Personnes âgées dans les maisons de retraite : en finir avec la maltraitance

La secrétaire d’Etat à la Solidarité, Valérie Létard, a annoncé hier l’augmentation des inspections surprises dans les maisons de retraite et le renforcement de la formation des personnels. Objectif : mieux protéger les personnes âgées ou handicapées accueillies en établissements. "Aujourd’hui, la plupart des inspections sont programmées, demain je veux que les contrôles surprises soient majoritaires : ils passeront désormais de 50% à 80%", a précisé Valérie Létard en présentant son plan "Bientraitance des personnes âgées".

"Ce n’est pas la multiplication des contrôles inopinés qui va changer les choses, mais le contrôle ciblé de certains établissements pour lesquels on demande la fermeture depuis quinze ans !", réagit vivement dans Le Figaro (page 10) Pascal Champvert, président de l’Association des directeurs au service des personnes âgées (AD-PA). Il estime à 3 ou 4% le nombre d’"établissements indignes" en France. Une analyse contestée par Valérie Létard, dans un entretien paru dans le journal La Croix d’hier (page 2) : "Chaque année, nous fermons une centaine de maisons de retraite. Dans certains cas, cette décision est liée à une situation de maltraitance, ou plus souvent, à des problèmes de vétusté ou de mise aux normes." En 2005, 311 cas de maltraitance vis-à-vis de personnes âgées ou handicapées en établissements spécialisés ont été signalés aux Ddass.

"A partir de l’an prochain, tous les établissements devront remplir un questionnaire d’autoévaluation sur leurs pratiques", a annoncé la secrétaire d’Etat. Ces questionnaires devront être remplis par le directeur, le médecin et l’infirmière coordonnatrice, ainsi que par le conseil de vie sociale où siègent les familles. "Cela permettra de savoir, par exemple, combien de personnels ont reçu des formations sur la bientraitance", a-t-elle expliqué. De plus, "en cas d’incohérence évidente dans le remplissage du questionnaire, l’établissement fera l’objet d’une “enquête flash” des Ddass".

La secrétaire d’Etat a promis de mobiliser sur trois ans "132 millions d’euros pour former 250.000 professionnels à ces techniques d’accompagnement personnalisé". Seront concernés en priorité les personnels "en contact quotidien avec les résidents", comme les infirmières, les aides-soignantes, les agents de service et les personnels paramédicaux. Le coût de cette dernière mesure sera pris en charge par la Caisse nationale de solidarité pour l’autonomie (CNSA) et par les organismes collecteurs de la formation professionnelle.

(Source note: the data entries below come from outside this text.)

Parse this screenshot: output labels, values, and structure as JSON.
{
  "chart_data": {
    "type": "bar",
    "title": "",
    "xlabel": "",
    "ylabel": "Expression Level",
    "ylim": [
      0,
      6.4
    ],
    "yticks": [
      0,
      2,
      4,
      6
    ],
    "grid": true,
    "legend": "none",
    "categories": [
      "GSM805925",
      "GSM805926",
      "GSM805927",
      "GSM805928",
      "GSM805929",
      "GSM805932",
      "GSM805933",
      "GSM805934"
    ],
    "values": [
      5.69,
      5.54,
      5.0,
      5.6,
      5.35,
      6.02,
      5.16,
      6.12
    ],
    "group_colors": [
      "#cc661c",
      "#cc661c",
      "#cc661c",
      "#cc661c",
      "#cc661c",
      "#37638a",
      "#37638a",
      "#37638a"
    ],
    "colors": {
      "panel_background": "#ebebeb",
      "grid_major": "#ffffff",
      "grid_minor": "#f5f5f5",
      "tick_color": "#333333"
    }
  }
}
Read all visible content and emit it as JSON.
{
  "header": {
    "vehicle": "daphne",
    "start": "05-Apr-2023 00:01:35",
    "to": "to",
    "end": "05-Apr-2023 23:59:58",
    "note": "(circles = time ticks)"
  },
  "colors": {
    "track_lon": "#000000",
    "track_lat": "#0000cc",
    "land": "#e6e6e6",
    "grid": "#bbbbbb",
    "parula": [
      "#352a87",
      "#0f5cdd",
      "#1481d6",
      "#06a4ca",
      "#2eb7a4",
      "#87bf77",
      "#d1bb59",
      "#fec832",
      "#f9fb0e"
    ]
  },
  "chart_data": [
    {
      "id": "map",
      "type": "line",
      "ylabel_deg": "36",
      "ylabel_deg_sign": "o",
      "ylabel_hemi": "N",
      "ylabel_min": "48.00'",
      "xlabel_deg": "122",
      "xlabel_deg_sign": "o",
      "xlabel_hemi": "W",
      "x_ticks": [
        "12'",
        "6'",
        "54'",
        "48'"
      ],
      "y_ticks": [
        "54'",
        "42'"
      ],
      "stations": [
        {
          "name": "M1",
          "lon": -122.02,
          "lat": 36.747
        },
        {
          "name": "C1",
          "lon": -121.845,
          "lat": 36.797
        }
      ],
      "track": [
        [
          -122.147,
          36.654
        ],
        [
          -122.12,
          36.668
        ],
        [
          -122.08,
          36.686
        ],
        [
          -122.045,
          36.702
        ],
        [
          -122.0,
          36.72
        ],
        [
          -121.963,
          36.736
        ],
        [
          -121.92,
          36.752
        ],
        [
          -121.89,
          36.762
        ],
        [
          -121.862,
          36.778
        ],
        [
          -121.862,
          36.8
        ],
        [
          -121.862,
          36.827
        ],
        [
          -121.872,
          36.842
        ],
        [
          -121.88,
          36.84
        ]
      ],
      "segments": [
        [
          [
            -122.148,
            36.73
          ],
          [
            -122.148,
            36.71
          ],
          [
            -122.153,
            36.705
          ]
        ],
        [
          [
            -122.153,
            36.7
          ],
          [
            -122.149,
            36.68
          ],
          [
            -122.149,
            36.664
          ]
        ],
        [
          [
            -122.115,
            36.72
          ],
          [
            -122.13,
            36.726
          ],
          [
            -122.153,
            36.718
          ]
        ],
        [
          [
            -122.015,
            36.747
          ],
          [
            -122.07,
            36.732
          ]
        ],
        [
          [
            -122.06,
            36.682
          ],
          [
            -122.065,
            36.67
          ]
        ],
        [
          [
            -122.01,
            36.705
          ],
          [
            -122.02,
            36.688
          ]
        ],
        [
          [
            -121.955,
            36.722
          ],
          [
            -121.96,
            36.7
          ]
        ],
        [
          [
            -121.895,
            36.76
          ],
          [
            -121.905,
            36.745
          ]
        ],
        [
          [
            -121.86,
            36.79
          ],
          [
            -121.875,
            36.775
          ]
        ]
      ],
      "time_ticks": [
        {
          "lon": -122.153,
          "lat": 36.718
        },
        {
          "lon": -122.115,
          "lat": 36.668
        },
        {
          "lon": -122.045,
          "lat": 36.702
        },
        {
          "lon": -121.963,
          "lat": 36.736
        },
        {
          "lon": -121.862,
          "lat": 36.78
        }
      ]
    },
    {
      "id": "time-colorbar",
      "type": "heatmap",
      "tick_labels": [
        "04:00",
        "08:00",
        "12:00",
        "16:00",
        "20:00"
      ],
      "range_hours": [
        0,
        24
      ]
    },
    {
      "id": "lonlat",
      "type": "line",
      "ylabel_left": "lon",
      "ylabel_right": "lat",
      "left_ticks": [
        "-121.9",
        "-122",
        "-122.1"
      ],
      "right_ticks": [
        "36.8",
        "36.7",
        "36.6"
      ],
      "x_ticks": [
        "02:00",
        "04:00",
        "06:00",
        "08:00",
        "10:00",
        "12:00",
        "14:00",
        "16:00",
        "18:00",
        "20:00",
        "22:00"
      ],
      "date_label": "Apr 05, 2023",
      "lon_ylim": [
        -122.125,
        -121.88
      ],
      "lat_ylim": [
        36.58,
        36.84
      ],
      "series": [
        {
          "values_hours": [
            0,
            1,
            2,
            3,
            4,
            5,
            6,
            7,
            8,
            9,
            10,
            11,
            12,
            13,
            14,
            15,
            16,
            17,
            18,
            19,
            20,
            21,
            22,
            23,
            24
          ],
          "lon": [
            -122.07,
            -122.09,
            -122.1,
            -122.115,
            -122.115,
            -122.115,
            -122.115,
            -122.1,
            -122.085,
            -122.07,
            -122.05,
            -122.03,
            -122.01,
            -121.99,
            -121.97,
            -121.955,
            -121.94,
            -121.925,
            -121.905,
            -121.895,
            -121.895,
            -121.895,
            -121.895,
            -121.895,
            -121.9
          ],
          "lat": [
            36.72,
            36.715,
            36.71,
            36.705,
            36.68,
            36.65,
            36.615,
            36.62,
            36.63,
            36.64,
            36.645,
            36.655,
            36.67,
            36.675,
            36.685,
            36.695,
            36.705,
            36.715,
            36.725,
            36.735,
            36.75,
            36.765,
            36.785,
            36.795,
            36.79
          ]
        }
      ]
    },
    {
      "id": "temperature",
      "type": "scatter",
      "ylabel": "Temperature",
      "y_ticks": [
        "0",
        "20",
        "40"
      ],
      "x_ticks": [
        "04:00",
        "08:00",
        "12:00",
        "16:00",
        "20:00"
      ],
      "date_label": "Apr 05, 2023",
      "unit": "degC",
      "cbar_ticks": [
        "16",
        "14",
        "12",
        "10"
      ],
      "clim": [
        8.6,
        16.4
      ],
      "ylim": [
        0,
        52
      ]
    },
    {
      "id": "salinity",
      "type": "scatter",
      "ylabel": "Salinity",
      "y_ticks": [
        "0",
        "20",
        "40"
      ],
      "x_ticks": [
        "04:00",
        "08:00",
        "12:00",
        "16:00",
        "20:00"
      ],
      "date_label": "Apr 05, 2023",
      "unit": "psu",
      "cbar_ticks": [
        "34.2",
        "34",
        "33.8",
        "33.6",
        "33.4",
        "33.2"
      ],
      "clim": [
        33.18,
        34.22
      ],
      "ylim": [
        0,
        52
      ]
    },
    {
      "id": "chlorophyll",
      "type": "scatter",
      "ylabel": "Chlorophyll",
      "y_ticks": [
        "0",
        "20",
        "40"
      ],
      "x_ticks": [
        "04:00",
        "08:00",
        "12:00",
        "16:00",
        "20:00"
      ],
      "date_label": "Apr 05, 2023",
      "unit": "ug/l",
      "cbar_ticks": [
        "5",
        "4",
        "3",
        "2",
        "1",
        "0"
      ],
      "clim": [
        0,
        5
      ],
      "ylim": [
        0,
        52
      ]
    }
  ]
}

Journée du refus de la misère
Avec un salaire de 1.700 euros et 150 euros de pension alimentaire, Marie-Dominique Bonne, aide-soignante à l’hôpital de Reims et mère de deux adolescentes, gagne trop peu pour vivre normalement, comme elle l’explique dans Le Monde (page 3). Mais elle gagne trop pour avoir droit aux prestations sous conditions de ressources : APL, allocation de rentrée scolaire, ... Ainsi, Marie-Dominique Bonne est l’illustration de cette nouvelle pauvreté, alors que se déroule aujourd’hui la Journée internationale du refus de la misère, organisée par l’association ATD-Quart Monde. Dans Libération (page 17), cette association critique le projet du gouvernement de modifier le calcul du seuil de pauvreté, comme il l’a déjà fait pour le chômage.

Selon Véronique Davienne, d’ATD-Quart Monde, si on appliquait ce nouveau baromètre à la période 2000-2005, "il en ressortirait une diminution de 22% du nombre de personnes vivant sous le seuil de pauvreté monétaire. Or, les associations engagées dans la lutte contre l’exclusion n’ont pas du tout constaté cela sur le terrain. La pauvreté a tendance à empirer". Véronique Davienne estime qu’"il est indispensable de prendre en compte d’autres indicateurs", parmi lesquels "l’accès aux soins".